At my hospital if any member of the RRT treats a nurse who calls for their assistance unprofessionally then they are immediately off the team. Their sole purpose is to help your patient and be a second set of eyes when you think something is askew with your patient. You can't ding someone for putting a patient first.
My hospital has a critical care nurse, who has no patients and a resp. therapist (supervisor) who carry the beeper. Both show up. If the patient is really sick, the lead charges from the ICU may show as well to lend the team a hand.The nurse may not have patients, but she is called for IV starts and helps the ICU's when they have crashing patients.

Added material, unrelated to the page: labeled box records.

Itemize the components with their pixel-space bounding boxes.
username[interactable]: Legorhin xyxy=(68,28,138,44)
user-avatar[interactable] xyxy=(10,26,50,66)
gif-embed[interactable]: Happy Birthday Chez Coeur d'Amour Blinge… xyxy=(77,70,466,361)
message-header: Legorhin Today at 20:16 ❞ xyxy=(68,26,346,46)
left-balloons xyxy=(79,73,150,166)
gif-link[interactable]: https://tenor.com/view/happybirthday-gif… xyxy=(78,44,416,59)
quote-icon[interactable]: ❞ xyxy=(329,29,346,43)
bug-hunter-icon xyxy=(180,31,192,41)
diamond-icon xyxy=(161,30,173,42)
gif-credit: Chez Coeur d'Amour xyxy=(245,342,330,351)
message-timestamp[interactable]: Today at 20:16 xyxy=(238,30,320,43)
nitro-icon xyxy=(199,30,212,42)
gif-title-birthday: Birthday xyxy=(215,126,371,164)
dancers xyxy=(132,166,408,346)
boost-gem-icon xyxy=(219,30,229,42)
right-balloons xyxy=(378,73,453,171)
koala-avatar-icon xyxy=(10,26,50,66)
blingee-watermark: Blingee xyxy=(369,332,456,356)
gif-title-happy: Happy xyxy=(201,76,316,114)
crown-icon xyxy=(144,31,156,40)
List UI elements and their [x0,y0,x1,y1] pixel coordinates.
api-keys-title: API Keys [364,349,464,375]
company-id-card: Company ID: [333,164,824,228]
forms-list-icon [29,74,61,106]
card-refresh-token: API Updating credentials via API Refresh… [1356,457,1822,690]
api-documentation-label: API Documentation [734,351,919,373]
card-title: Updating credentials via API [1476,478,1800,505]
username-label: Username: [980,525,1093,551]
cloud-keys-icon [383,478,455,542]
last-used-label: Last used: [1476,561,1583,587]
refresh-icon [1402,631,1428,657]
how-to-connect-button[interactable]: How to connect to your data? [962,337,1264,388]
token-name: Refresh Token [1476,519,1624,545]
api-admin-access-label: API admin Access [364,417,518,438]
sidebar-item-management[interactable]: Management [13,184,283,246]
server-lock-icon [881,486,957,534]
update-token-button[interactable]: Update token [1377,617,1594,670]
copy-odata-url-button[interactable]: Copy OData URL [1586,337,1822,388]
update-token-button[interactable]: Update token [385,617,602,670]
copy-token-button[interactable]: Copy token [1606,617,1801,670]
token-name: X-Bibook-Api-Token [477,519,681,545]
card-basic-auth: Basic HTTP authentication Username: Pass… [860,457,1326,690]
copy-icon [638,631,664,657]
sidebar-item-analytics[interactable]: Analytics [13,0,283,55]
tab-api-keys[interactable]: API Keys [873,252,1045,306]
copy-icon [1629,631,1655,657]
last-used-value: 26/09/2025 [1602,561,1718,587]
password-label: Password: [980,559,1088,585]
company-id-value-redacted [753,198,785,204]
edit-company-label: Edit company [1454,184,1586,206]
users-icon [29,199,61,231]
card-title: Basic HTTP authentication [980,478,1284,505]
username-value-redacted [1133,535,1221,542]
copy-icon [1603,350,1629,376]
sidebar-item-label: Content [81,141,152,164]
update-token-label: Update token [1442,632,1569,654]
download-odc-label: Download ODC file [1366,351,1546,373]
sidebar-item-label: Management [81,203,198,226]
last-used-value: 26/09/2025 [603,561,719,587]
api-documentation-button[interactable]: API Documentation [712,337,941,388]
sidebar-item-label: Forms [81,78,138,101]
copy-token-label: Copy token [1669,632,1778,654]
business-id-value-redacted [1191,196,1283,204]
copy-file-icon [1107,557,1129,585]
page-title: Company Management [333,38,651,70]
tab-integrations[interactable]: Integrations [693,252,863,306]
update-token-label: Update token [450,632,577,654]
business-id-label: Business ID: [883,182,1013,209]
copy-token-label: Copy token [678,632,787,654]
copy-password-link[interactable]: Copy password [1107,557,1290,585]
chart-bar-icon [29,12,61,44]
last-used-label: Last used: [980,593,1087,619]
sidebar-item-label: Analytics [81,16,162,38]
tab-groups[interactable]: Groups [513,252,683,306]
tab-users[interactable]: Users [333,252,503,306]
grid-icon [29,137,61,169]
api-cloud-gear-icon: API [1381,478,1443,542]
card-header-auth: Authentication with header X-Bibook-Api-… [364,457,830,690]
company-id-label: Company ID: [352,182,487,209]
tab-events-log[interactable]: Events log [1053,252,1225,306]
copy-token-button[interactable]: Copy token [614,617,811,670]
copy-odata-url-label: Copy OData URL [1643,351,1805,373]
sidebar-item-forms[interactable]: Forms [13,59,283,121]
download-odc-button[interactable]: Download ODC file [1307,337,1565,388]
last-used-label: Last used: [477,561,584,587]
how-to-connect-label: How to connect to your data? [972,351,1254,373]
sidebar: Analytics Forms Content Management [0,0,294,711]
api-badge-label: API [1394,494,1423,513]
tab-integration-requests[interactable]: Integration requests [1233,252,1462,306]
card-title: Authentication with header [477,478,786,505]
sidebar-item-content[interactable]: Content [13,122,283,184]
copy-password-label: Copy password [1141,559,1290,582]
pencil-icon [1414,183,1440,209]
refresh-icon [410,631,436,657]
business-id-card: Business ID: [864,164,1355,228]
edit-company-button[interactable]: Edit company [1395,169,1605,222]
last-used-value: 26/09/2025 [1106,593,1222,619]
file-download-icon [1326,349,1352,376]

If you need to call rapid response have the chart in the room and have the latest labs if you can. They need your input so don't be intimidated by a bunch of questions. Our code rate has supposidly dropped quite a bit on the floors with the early intervention of rapid response. So don't hesitate to call them.
What is your average census? The RT (supervisor) that responds, I assume that they are the one to respond due to no patient load?
RRT's are great. An ICU nurse (does not have pts), an RT, and the Nsg Supervisor respond at my hospital. The more heads, the more likely you'll figure out what's going on and how what to do! You might call might call them for sudden tachy or brady rhythms, sudden changes in respiratory status, symptoms of stroke, sudden drop in BP etc. I can't stress enough how wonderful a resource RRTs are.
What is your average census? How many RRT calls do you average? When not responding to a call, what other job duties does the ICU nurse do?
Jo Dirt
3,270 Posts
That is what worries me. I'm afraid they might say I call them too much, or they will say, you called us up here for this???